15. Evidently, by virtue of Ext.P12, the Full Court had fixed age as the first criteria for tie break. As Ext.P12 indicate, in case of tie, the person who is older in age shall be preferred. If the age of the candidate was also identical, one with a longer period of practice shall be preferred. If the length of practice was also identical, committee shall decide who among the candidates who have secured equal marks should be selected. This process can be supported for more reasons than one. Evidently, there is some justification in the contention of the learned counsel for the petitioner that the eligibility of the person is dependent on the marks that he obtained in the written examination as well as in the viva voce taken together. Hence, while evaluating the competence of a person and fixing the eligibility on the basis of rank, viva voce marks has got its own relevance and forms a component along with written marks. Various decisions have also held that the marks obtained in viva voce shall not be at a higher pedestal, since it confers wider discretion on the interview board to exercise discretion in favour of a particular person so as to upset the marks obtained in the written examination. That has become the settled legal proposition. Hence, while fixing the rank of a person, viva voce with its maximum marks allotted being one seventh of the total marks, for written examination is taken as the base. Hence, there is no reason for again adding the same component once again in case of a tie. Probably that indicates the reason why the component which has already been taken into consideration for fixing the eligibility is not considered as a component for breaking the tie. Three new different components are contemplated in such a situation under clause 10 of Ext.P12. To that extent, it seems to be rational.

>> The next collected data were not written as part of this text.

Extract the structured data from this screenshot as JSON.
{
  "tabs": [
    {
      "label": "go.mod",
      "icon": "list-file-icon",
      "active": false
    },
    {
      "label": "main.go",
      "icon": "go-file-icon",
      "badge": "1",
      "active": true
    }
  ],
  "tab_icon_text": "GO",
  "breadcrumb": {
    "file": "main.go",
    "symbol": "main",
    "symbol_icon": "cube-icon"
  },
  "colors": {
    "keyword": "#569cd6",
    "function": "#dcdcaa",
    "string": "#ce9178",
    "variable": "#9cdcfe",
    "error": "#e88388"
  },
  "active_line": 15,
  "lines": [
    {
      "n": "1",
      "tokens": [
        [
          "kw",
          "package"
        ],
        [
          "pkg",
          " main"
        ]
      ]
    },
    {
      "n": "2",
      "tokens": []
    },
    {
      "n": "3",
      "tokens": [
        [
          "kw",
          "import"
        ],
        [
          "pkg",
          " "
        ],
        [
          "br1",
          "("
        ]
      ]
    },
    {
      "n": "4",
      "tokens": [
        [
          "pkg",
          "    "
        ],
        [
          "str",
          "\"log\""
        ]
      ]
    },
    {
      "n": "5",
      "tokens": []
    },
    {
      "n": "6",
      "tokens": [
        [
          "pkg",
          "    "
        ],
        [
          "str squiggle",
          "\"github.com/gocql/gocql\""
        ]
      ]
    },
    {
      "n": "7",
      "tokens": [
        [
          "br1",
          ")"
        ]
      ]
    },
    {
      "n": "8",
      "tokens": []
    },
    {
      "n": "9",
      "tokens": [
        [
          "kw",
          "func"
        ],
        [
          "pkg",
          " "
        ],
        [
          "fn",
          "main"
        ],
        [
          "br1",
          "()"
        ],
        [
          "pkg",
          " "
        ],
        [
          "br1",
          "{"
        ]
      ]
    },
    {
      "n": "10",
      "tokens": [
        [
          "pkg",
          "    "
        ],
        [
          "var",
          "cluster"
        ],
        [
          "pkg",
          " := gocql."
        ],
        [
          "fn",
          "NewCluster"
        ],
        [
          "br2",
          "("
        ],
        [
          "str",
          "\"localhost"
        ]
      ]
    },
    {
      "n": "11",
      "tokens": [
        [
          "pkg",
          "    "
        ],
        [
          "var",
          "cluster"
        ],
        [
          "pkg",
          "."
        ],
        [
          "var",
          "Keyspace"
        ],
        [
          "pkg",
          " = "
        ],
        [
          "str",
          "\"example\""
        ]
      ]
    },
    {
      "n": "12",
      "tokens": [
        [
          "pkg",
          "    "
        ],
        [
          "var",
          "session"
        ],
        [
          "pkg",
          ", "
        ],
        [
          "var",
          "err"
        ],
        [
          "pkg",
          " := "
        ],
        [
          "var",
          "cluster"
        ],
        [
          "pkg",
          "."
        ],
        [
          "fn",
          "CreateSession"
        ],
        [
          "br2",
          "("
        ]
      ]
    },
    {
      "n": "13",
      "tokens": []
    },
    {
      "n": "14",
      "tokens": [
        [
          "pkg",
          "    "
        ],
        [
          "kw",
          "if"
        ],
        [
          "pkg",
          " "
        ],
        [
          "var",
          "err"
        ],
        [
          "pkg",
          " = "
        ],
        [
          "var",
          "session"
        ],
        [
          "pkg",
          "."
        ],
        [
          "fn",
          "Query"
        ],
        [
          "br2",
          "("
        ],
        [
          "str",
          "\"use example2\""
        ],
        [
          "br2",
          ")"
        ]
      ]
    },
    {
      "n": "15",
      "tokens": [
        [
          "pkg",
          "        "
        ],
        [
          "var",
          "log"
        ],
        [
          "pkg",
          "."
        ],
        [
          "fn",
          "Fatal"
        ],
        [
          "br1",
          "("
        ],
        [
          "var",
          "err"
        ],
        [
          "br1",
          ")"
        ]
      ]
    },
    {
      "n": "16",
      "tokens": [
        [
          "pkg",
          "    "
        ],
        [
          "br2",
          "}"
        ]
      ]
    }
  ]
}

16. If the marks obtained in viva voce is to be taken as a component, equally other possible contentions may also arise; for the instance that, in case of tie, marks obtained in the written examination can be chosen for breaking the tie. Further, other components like marks obtained for drafting, marks obtained in particular subjects may also be projected as possible criteria. It has also to be noted that the above Rule has been in existence for the past 33 years and has stood the test of time.